Sven, Johanna, Christian, Müller, Borg, Mikkelsen, Wielander, Hakonsen – dreißig Jahre ihres Lebens habe ich zusammengetragen; habe versucht, herauszufinden, was sie antreibt und wo sie hinwollen, weil Menschen immer irgendwo hin wollen. Ich bin auch ein Mensch und auch ich brauche für alles eine Erklärung. Dass Dinge einfach so geschehen, kann ich nicht akzeptieren und so habe ich wie ein Chronist, der seinen Nachfahren beschreiben will, warum es zu der entscheidenden Schlacht gekommen ist, der Aufstellung der Schlachtreihen beigewohnt und mir für alles eine Erklärung ausgedacht. Doch in Wahrheit weiß ich gar nichts.

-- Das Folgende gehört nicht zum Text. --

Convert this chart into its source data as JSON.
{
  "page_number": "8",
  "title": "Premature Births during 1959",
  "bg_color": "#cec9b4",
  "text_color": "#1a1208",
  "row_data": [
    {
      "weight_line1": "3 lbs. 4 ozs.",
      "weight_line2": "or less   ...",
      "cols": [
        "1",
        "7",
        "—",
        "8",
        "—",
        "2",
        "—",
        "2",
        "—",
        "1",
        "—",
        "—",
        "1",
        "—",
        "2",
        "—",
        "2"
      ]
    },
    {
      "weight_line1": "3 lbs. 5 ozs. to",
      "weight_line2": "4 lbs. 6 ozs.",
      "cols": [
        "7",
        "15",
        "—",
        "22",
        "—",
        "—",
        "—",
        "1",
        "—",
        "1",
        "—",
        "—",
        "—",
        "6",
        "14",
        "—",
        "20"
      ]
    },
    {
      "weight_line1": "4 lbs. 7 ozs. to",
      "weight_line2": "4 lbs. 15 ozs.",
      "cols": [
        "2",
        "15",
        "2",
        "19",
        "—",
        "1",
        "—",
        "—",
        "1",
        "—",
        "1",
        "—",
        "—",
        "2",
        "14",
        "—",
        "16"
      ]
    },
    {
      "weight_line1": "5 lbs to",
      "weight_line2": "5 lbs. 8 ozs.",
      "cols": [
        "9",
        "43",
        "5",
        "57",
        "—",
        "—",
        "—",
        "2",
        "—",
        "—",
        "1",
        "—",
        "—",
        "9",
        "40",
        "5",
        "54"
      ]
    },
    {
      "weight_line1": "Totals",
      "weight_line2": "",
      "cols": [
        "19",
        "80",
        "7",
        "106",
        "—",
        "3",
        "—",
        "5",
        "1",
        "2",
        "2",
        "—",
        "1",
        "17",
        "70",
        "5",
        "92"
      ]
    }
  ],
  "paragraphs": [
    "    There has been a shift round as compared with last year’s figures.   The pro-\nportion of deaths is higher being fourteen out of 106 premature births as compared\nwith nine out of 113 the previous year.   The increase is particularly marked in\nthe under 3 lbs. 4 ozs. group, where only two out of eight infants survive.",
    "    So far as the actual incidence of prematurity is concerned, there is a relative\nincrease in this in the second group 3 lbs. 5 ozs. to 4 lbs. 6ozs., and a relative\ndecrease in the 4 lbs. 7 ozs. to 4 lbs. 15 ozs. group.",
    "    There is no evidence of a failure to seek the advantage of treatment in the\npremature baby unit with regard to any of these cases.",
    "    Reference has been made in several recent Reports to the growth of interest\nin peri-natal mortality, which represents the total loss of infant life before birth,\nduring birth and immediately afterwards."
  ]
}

War Johannas „Leb wohl“ zu Christian aus ihrem Wissen darum geboren worden, dass er sie am nächsten Tag töten würde? Woher hätte sie dieses Wissen haben können? Wie hatte sie mir dann dreißig Jahre später diese Geschichte erzählen können? Wenn ihre „Herren“ sie ohne Gefühle geschaffen hatten, warum hatte ihre Stimme dann so geschwankt, als sie das Wort „Hoffnung“ ausgesprochen hatte? Hoffnung worauf? Wenn es nicht unsere Geburt ist, die uns zu Menschen macht, sondern das, was wir denken, fühlen und hoffen, sind dann Christian und Wenger zwei unterschiedliche Menschen gewesen? Wie konnte Hakonsen so verbohrt sein und nicht verstehen, dass nicht das „Portal“ verteidigt wurde, sondern „Menschen“ sich vor seinem Zugriff schützen wollten?

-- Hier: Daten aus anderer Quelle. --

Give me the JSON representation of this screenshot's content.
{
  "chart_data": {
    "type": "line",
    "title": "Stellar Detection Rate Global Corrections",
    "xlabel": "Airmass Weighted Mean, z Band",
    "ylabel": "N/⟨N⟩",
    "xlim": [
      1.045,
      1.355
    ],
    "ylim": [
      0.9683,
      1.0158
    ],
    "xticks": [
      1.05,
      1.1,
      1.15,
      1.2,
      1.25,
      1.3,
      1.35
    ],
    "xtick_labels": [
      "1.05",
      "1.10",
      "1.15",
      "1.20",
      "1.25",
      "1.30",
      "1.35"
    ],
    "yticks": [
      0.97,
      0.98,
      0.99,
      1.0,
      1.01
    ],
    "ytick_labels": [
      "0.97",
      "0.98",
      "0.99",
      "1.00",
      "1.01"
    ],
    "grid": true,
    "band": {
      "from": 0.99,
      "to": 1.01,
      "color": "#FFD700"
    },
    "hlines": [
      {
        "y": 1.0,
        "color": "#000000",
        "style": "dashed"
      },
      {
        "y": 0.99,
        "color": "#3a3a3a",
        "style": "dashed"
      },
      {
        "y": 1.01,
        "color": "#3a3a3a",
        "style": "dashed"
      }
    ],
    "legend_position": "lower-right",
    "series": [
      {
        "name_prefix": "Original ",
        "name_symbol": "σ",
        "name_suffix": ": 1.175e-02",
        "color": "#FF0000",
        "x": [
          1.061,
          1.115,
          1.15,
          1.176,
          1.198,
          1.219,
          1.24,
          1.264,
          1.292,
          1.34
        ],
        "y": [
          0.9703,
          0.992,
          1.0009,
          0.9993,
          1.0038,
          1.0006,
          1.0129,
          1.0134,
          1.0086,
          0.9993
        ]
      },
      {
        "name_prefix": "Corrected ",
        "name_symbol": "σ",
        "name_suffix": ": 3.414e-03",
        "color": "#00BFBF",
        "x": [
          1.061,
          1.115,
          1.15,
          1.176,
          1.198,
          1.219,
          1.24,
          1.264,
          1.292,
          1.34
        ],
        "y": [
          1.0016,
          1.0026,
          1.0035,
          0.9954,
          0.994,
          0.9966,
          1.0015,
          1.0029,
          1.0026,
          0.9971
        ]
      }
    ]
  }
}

Fragen über Fragen. Auf keine davon habe ich eine wirkliche Antwort, eine Erklärung schon gar nicht und so bleibt mir nichts weiter übrig, als die Geschichte so zu Ende zu erzählen, wie sie sich zugetragen hat.

Erklären kann ich sie nicht. Ich will es auch nicht. Ich müsste dazu wieder in den Tunnel zurück.